Kendrick Lamar – good kid m.A.A.d. city

October 29, 2012

Kendrick Lamar is Compton’s new hope. The LA district was put on the map with NWA’s incendiary one-two punch of albums Straight Outta Compton and Efil4Zaggin, and no rapper since has managed to map the drama, myth, desperation and humour of the area as vividly or accessibly. Considering that some 20 odd years have past since Dr. Dre manned the desk on the NWA classics, it’s high time their power was transcended- or at least matched- by one of today’s generation of street spitters. It’s fitting then that Dre is executive producer on Lamar’s Interscope debut- the album the MC considers his first ‘proper’ release (it’s preceeded by numerous mixtapes and the independently released album Section 80). Dre also squares the circle by appearing as a guest on the album closer Compton. That track, and the album throughout, narrate Lamar’s experience growing up in Compton- as the title suggest, he’s the good kid, and it’s the mad city. Contrary to the MCs previous assertion that he would keep on working with the relatively unknown producers he made his mixtape name with, a host of super producers have been enlisted to soundtrack his stories of a life assailed by temptation, violence and crime. This is pretty much the standard with major label hip hop releases, and often leads to fractured end results. Fortunately in Lamar’s case, a 70s Blaxploitation aesthetic hovers throughout, tying the record together with thick syrupy basslines, warm guitars and plenty of funk, alongside the ever present, obligatory monster kick drums.
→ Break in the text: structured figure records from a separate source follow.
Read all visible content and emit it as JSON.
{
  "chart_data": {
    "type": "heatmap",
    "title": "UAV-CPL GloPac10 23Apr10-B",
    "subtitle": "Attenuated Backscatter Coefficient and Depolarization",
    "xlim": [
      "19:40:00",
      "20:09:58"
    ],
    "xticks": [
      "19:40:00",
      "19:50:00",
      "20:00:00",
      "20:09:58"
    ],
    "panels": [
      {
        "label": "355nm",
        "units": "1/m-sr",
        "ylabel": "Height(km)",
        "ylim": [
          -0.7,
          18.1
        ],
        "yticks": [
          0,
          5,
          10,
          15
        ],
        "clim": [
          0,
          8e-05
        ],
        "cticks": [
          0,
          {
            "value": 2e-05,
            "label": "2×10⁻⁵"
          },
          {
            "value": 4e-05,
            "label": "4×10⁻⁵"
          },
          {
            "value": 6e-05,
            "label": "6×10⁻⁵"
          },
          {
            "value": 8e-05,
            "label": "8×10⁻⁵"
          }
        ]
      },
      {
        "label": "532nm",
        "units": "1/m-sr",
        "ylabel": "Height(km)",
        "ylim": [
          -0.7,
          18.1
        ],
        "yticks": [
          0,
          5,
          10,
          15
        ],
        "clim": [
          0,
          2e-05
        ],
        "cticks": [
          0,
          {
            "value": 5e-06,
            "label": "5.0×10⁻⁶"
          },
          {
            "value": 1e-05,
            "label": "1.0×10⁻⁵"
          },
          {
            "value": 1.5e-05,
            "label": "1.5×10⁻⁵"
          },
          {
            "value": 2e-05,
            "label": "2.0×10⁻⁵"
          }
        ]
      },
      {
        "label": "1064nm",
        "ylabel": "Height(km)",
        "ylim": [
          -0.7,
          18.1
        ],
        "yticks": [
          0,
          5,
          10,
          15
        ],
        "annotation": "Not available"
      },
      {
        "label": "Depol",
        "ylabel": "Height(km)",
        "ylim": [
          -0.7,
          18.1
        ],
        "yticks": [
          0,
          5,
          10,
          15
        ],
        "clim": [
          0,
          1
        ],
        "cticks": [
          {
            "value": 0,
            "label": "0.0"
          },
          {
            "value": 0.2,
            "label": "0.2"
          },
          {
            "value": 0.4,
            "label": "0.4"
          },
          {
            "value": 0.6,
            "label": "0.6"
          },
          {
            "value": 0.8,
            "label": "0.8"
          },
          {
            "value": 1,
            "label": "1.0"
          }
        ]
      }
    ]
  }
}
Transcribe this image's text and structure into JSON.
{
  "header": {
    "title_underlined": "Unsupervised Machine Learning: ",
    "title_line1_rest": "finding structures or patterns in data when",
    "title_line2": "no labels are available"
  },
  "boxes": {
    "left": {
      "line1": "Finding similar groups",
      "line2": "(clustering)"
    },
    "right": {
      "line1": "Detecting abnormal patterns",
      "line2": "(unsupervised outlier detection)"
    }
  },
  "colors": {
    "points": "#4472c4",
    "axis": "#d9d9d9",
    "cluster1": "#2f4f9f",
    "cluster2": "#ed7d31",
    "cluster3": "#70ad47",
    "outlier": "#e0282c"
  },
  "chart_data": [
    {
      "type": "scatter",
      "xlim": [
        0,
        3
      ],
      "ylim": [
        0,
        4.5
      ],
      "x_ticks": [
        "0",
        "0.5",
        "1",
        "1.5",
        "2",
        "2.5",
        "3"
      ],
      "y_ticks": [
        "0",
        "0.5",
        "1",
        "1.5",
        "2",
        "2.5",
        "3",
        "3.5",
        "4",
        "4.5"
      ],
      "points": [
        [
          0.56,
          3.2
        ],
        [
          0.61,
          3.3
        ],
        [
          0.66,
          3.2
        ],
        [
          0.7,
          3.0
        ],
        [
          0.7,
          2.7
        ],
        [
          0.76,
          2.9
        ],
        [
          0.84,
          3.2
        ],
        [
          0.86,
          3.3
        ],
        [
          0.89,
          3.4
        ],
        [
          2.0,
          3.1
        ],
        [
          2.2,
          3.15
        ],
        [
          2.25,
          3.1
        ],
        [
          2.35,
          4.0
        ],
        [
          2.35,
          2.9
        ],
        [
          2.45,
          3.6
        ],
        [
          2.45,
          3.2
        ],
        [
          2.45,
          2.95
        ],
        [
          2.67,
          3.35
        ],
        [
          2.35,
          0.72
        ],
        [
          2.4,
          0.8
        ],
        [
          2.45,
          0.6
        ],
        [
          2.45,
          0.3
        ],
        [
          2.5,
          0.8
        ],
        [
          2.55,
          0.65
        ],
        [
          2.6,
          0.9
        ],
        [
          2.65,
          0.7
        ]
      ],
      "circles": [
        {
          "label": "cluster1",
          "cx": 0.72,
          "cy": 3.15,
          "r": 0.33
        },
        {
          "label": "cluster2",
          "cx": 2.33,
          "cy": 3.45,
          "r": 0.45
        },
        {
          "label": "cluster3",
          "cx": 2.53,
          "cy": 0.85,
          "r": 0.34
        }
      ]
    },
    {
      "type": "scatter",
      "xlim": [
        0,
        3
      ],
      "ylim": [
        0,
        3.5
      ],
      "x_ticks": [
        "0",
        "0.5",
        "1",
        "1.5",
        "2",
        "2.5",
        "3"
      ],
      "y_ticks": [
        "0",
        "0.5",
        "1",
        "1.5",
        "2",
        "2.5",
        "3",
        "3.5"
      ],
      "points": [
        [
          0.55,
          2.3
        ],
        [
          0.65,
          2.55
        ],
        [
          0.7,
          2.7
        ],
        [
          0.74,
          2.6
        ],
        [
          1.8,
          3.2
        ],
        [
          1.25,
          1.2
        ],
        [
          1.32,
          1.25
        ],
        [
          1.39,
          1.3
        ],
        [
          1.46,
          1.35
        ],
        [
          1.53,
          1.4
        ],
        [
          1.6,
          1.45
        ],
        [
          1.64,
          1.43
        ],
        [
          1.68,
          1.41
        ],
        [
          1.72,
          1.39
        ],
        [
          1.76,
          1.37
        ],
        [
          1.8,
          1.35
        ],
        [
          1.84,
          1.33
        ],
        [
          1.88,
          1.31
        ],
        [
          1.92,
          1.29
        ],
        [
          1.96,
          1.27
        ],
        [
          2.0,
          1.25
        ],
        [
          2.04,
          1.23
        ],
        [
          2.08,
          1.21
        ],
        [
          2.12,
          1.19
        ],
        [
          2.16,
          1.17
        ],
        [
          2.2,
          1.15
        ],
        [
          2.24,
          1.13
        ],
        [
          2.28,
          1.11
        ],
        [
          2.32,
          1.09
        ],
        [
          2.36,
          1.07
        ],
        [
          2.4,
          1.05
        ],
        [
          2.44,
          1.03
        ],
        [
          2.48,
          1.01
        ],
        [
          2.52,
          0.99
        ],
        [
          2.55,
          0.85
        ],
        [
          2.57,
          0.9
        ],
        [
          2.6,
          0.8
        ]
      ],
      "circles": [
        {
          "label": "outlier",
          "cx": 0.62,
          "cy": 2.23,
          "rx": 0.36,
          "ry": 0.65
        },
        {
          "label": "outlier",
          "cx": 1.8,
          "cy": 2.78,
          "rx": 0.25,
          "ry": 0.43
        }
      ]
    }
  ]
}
Lamar favours a narrative, complex lyrical style with songs twisting through many layers. The Art of Peer Pressure is a great example – on an instrumental that switches from dusty jazz breakbeats to growling synthetic bass, Lamar examines his behaviour when he’s ‘rolling with the homies’ – simultaneously glorifying and undercutting his tale of street crime and wilful debauchery. This mix of the melancholic and the macho is very ‘now’, Drake’s confessional hip hop epiphanies bearing a similar hallmark, and the album has an introspective vibe that at times threatens to spill into self-indulgence. Three tracks break the 6 minute mark (Sing About Me I’m Dying of Thirst weighing in at a tubby 10 minutes), and the albums strongest moment comes on the face smacking Backstreet Freestyle, where producer Hit Boy’s titanic drums and sparse, aggressive samples leave no room in their booming three and a half minutes for naval gazing- Lamar roars, pure menace, taking the flow from Lil Wayne’s A Milli straight down to the gutter and gleefully strangling it.

There’s no doubt that Lamar is a skilled rapper, and there are some excellent moments on good kid m.A.A.d city – both the aforementioned Backstreet Freestyle and recent single Swimming Pool s (Drank) are modern classics, and a welcome addition to the canon of heady new RnB being created by new school artists such as Frank Ocean, Drake and The Weeknd. However at over an hour long (not including the many bonus tracks available…) the album is a bit of a bloated affair, and it seems Lamar’s potential to be Compton’s greatest remains – as yet- to be fulfilled.